Größer kann der Unterschied nicht sein. Fast zeitgleich veröffentlichten das deutsche Finanzministerium und Luxemburgs Finanzminister die Zahlen der Steuereinnahmen des ersten Halbjahrs 2013. In Deutschland sind die Steuereinnahmen erneut gestiegen: Bund und Länder kassierten im Vergleich zum Vorjahr 3,5 Prozent mehr. Dreh- und Angelpunkt für die Staatsfinanzen bleibe der Arbeitsmarkt. Hohe Beschäftigung sichere den Sozialkassen hohe Beitragseinnahmen und dem Fiskus üppige Lohnsteuerzahlungen. So hätten die Arbeitnehmer im ersten Halbjahr fünf Milliarden Euro mehr Lohnsteuern an das Finanzamt gezahlt als im Vorjahreszeitraum. Mit einem Plus von 7,2 Prozent sei der Anstieg um fast zwei Prozentpunkte höher gewesen, als kalkuliert. Dabei zeigten sich mit 9,3 Prozent mehr Körperschaftssteuer die besonders stark exportorientierten Kapitalgesellschaften angesichts des schwierigen außenwirtschaftlichen Umfelds als „erstaunlich robust“, hieß es aus dem Bundesfinanzministerium. Offenbar habe sich die schwache Konjunktur bislang kaum auf die Gewinne der Unternehmen ausgewirkt.

„Angesichts der anhaltenden wirtschaftlichen Spannungen spülen die Betriebe weniger Geld in die Staatskasse“, hieß es dagegen von Finanzminister Luc Frieden.
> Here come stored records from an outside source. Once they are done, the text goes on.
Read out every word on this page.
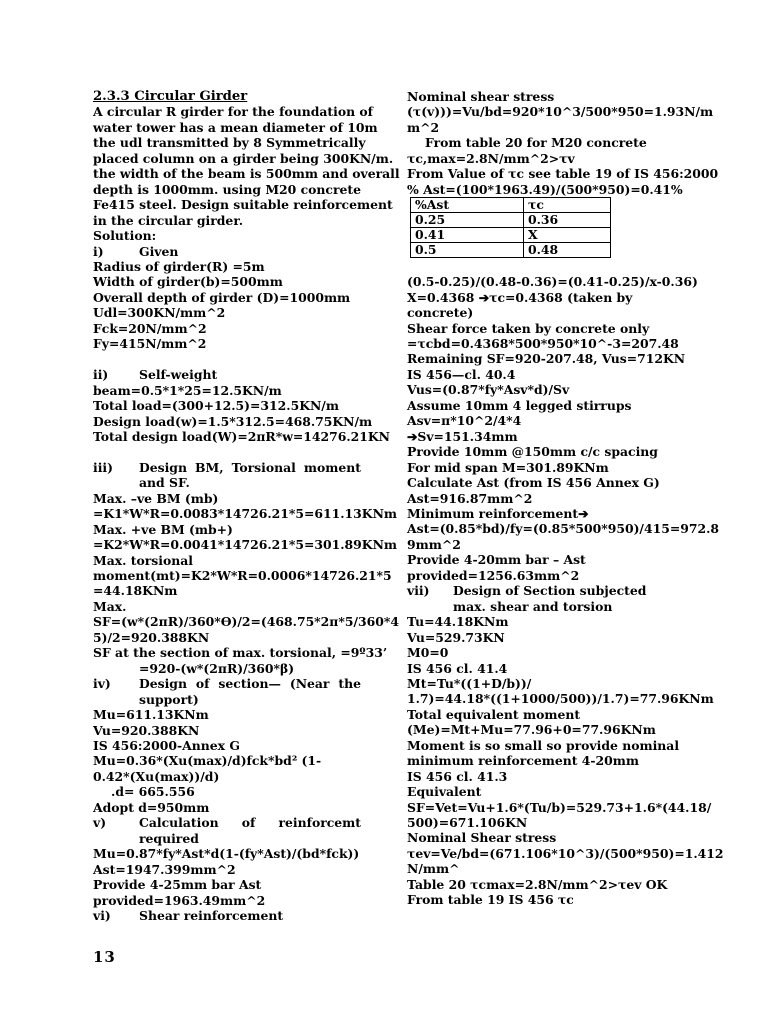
2.3.3 Circular Girder
A circular R girder for the foundation of
water tower has a mean diameter of 10m
the udl transmitted by 8 Symmetrically
placed column on a girder being 300KN/m.
the width of the beam is 500mm and overall
depth is 1000mm. using M20 concrete
Fe415 steel. Design suitable reinforcement
in the circular girder.
Solution:
i)	Given
Radius of girder(R) =5m
Width of girder(b)=500mm
Overall depth of girder (D)=1000mm
Udl=300KN/mm^2
Fck=20N/mm^2
Fy=415N/mm^2
ii)	Self-weight
beam=0.5*1*25=12.5KN/m
Total load=(300+12.5)=312.5KN/m
Design load(w)=1.5*312.5=468.75KN/m
Total design load(W)=2πR*w=14276.21KN
iii)	Design BM, Torsional moment and SF.
Max. –ve BM (mb)
=K1*W*R=0.0083*14726.21*5=611.13KNm
Max. +ve BM (mb+)
=K2*W*R=0.0041*14726.21*5=301.89KNm
Max. torsional
moment(mt)=K2*W*R=0.0006*14726.21*5
=44.18KNm
Max.
SF=(w*(2πR)/360*ϴ)/2=(468.75*2π*5/360*4
5)/2=920.388KN
SF at the section of max. torsional, =9º33’
=920-(w*(2πR)/360*β)
iv)	Design of section— (Near the support)
Mu=611.13KNm
Vu=920.388KN
IS 456:2000-Annex G
Mu=0.36*(Xu(max)/d)fck*bd² (1-
0.42*(Xu(max))/d)
.d= 665.556
Adopt d=950mm
v)	Calculation of reinforcemt required
Mu=0.87*fy*Ast*d(1-(fy*Ast)/(bd*fck))
Ast=1947.399mm^2
Provide 4-25mm bar Ast
provided=1963.49mm^2
vi)	Shear reinforcement
Nominal shear stress
(τ(v)))=Vu/bd=920*10^3/500*950=1.93N/m
m^2
From table 20 for M20 concrete
τc,max=2.8N/mm^2>τv
From Value of τc see table 19 of IS 456:2000
% Ast=(100*1963.49)/(500*950)=0.41%
%Ast	τc
0.25	0.36
0.41	X
0.5	0.48
(0.5-0.25)/(0.48-0.36)=(0.41-0.25)/x-0.36)
X=0.4368 ➔τc=0.4368 (taken by
concrete)
Shear force taken by concrete only
=τcbd=0.4368*500*950*10^-3=207.48
Remaining SF=920-207.48, Vus=712KN
IS 456—cl. 40.4
Vus=(0.87*fy*Asv*d)/Sv
Assume 10mm 4 legged stirrups
Asv=π*10^2/4*4
➔Sv=151.34mm
Provide 10mm @150mm c/c spacing
For mid span M=301.89KNm
Calculate Ast (from IS 456 Annex G)
Ast=916.87mm^2
Minimum reinforcement➔
Ast=(0.85*bd)/fy=(0.85*500*950)/415=972.8
9mm^2
Provide 4-20mm bar – Ast
provided=1256.63mm^2
vii)	Design of Section subjected max. shear and torsion
Tu=44.18KNm
Vu=529.73KN
M0=0
IS 456 cl. 41.4
Mt=Tu*((1+D/b))/
1.7)=44.18*((1+1000/500))/1.7)=77.96KNm
Total equivalent moment
(Me)=Mt+Mu=77.96+0=77.96KNm
Moment is so small so provide nominal
minimum reinforcement 4-20mm
IS 456 cl. 41.3
Equivalent
SF=Vet=Vu+1.6*(Tu/b)=529.73+1.6*(44.18/
500)=671.106KN
Nominal Shear stress
τev=Ve/bd=(671.106*10^3)/(500*950)=1.412
N/mm^
Table 20 τcmax=2.8N/mm^2>τev OK
From table 19 IS 456 τc
13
Es wird uns also wieder einmal das Märchen von der schwächelnden Konjunktur erzählt. Sinkende Wettbewerbsfähigkeit der Luxemburger Betriebe, strukturelle Probleme, die das Wirtschaftswachstum behindern werden weiterhin ausgeblendet.

Und weiter in der Märchenstunde über die Staatsfinanzen: Die Regierung habe sich an ihre Vorgaben gehalten, die Staatsfinanzen entsprächen den Prognosen, es gebe keine größeren Ausrutscher. Hinter dieser Rhetorik Luc Friedens, hinter diesen „frohen Botschaften“ verstecken sich dramatische Tatsachen: Ein Defizit zwischen Ausgaben und Einnahmen von rund 600 Millionen Euro allein in den ersten sechs Monaten des Jahres. Mit anderen Worten: Jeden zehnten Euro, den diese Regierung ausgibt hat sie gar nicht. Sich auf die Schulter zu klopfen, weil man sich dabei an seine Vorgaben und Prognosen gehalten ist, ist wahrlich keck.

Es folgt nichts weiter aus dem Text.